The certificate also stated that Amalia had been in the US for 60 years; Amalia Hamberg had arrived in 1871, sixty years before 1931, the year Amalia Baer died.

So I am 99% sure that Malchen Hamberg, granddaughter of my three-times great-grandfather Moses Hamberg, was Amalia Hamberg, wife of Jacob Baer, administratrix of Charles Hamberg’s estate.

Only one thing seemed strange.  If Amalia married Jacob Baer in 1873, why was she using the name Hamberg in 1879 when she was appointed to administer Charles’ estate? I don’t know.  Hence, that lingering one percent of doubt.

There are also other questions.  Why wasn’t Charles’ brother Moses made the administrator of his estate? He was the closest relative.  Why Amalia, his cousin and a woman, instead?

Well, I cannot find the Moses Hamberg from Breuna who immigrated in 1846 as a seventeen year old shoemaker on any subsequent record.  Having searched every census from 1850 forward using wild cards, misspellings, and several databases, I have hit that proverbial brick wall. I can find other men named Moses Hamberg, but none that fit the other criteria for being the correct person.  Either the age is off, the birth place is wrong, or the family members and structure are different.
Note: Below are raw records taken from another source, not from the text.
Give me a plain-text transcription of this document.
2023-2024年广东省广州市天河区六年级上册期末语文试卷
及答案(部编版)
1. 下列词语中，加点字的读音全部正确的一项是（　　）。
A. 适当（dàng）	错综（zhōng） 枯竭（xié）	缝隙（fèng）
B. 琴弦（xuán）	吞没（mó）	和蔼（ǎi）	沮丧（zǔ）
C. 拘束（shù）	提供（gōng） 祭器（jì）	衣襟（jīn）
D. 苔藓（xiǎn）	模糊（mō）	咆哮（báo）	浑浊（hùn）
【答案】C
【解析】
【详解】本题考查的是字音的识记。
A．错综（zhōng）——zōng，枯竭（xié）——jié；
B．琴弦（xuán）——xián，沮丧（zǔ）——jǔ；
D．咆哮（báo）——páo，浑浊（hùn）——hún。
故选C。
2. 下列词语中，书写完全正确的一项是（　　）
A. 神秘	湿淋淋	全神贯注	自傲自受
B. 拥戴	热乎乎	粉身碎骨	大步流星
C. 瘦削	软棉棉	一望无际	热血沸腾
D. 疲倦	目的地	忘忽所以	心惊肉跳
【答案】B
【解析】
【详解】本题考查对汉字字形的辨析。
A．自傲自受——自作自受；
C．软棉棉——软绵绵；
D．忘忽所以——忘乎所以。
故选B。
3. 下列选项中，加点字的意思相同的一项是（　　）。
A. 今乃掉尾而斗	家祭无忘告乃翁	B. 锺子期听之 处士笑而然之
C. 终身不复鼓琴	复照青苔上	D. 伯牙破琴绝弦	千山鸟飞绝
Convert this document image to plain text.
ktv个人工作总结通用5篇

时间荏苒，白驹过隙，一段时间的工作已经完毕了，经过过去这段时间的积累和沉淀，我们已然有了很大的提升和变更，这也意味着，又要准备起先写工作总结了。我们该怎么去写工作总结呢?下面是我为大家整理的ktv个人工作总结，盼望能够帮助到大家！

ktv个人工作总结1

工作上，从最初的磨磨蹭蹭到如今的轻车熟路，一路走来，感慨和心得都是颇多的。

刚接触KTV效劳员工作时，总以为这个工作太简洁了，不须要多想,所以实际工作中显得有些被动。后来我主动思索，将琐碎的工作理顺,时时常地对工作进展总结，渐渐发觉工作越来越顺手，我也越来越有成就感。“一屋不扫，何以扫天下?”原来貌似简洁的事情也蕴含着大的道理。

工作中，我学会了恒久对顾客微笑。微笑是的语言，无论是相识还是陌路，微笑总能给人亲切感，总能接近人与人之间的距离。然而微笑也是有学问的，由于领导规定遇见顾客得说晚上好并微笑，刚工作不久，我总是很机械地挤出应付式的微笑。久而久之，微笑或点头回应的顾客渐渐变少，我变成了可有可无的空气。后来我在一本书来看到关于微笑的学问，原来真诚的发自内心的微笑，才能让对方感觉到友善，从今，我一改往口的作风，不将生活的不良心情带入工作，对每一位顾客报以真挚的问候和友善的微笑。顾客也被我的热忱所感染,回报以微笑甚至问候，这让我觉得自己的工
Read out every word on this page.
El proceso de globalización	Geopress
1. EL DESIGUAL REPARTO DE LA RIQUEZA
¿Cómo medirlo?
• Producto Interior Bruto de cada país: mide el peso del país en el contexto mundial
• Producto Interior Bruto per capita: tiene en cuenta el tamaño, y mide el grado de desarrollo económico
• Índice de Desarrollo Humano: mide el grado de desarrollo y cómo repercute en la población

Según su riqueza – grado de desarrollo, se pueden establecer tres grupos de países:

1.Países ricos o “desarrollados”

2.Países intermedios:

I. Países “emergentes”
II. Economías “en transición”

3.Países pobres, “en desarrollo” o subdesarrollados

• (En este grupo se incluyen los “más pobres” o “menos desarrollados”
Maybe Moses changed his name so drastically that it is undiscoverable.  Maybe he died and his death is not recorded anywhere I can find.  Maybe he returned to Germany or went to some third place.  I don’t know.  But I can’t find him.  That may explain why Amalia, not Moses, administered Charles Hamberg’s estate.

But there are other questions.  By 1879 Amalia had several young children of her own to care for.  Did she travel to South Carolina to deal with Samuel and with the estate?  Or was it all handled locally by Walter. S. Monteith, the Columbia attorney representing Amalia, according to the estate papers?

And how did Samuel get from Columbia, South Carolina, to Washington, Pennsylvania? Did Amalia go to get him? Or Henry? Or some other family member? Or did he take a train by himself? These are all questions for which I have no answers.

As for what happened to Samuel after he came to Pennsylvania—well, that’s a story for yet another post.

 

 

 

 

[1] The spelling varies according to the record; later records seem to consistently use Amalia so I will adopt that in this post.